Books / Trashy Tributes

This Fourth of July, Spiral Out in an Elvis-Themed Breakdown With the Spiritual Guidance of “The Occult Elvis”

*Boom! POW! Squeeeee! SKWIZZzzzzzzzzz!* Well, hello there, dearest Filthy Dreams patriots? What’s that? HUH?! I can’t hear you over the fireworks blowing enthusiastic revelers’ hands off in the shining daylight sun! Hmmm? You’re not feeling particularly patriotic this year? Well, who can blame you?! But let’s see if we can change that! Rather than fetting the United States as the pinnacle of democracy where everyone has the right to life, liberty, and the pursuit of happiness, let’s celebrate a pursuit that predates even Independence Day itself! Wacky cult-brain religiosity! Is there anything more American than knocking on heaven’s door and hearing a knock back in return, like the clairvoyant sister scammers, the Fox sisters? Do we have a national pastime more treasured or ingrained into our psyches like spiraling out in a manic, likely drug-fueled, mystical woo-woo haze, chattering to the spirits, the guardians, and just maybe Robin Williams, like blue-toned Mother God from one of my favorite cults, Love Has Won? I can’t think of one!!

Though my fascination with Americans’ inability to resist cults is ceaseless, there is a new guru in town and it’s not even living, though it might be sentient: Chat GPT. For the past week, I’ve been singularly fixated on reports, mostly from Futurism, which seems to be cornering this beat, about Chat GPT users spinning into what some are calling Chat GPT psychosis. Though Chat GPT is also advising mentally ill users to toss their much-needed medication into the bin, the stories that have a grip on me are the ones about people who consult the Large Language Model for something innocuous, like how to fix a toilet flapper, and suddenly end up in the backyard jabbering at the skies about how they have a direct line to Zeus or crawling at their wife begging her to also speak to the Chat GPT deity.

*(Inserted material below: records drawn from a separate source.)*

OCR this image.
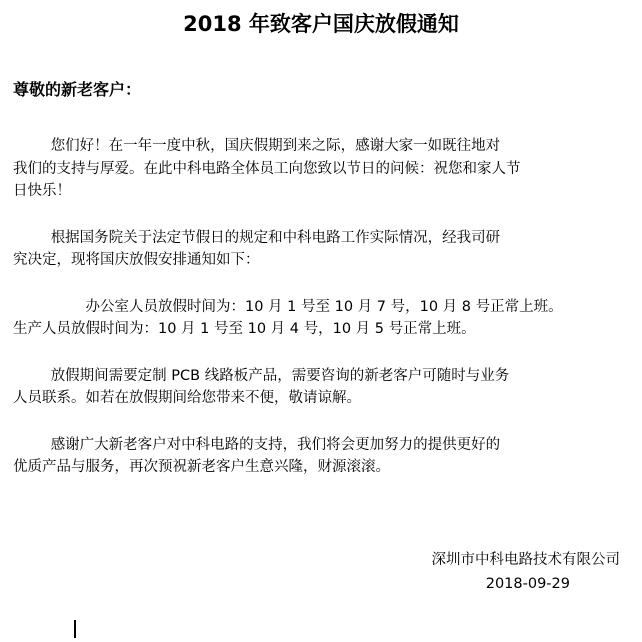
2018 年致客户国庆放假通知

尊敬的新老客户：

您们好！在一年一度中秋，国庆假期到来之际，感谢大家一如既往地对
我们的支持与厚爱。在此中科电路全体员工向您致以节日的问候：祝您和家人节
日快乐！

根据国务院关于法定节假日的规定和中科电路工作实际情况，经我司研
究决定，现将国庆放假安排通知如下：

办公室人员放假时间为：10 月 1 号至 10 月 7 号，10 月 8 号正常上班。
生产人员放假时间为：10 月 1 号至 10 月 4 号，10 月 5 号正常上班。

放假期间需要定制 PCB 线路板产品，需要咨询的新老客户可随时与业务
人员联系。如若在放假期间给您带来不便，敬请谅解。

感谢广大新老客户对中科电路的支持，我们将会更加努力的提供更好的
优质产品与服务，再次预祝新老客户生意兴隆，财源滚滚。

深圳市中科电路技术有限公司
2018-09-29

From what I’ve read, Chat GPT satisfies a deeply American need: endless sycophantic encouragement that affirms the craziest shit you’ve got buried deep in your skull. The result of which looks a little something like this poor woman’s ex-husband:

“A mother of two, for instance, told us how she watched in alarm as her former husband developed an all-consuming relationship with the OpenAI chatbot, calling it “Mama” and posting delirious rants about being a messiah in a new AI religion, while dressing in shamanic-looking robes and showing off freshly-inked tattoos of AI-generated spiritual symbols.”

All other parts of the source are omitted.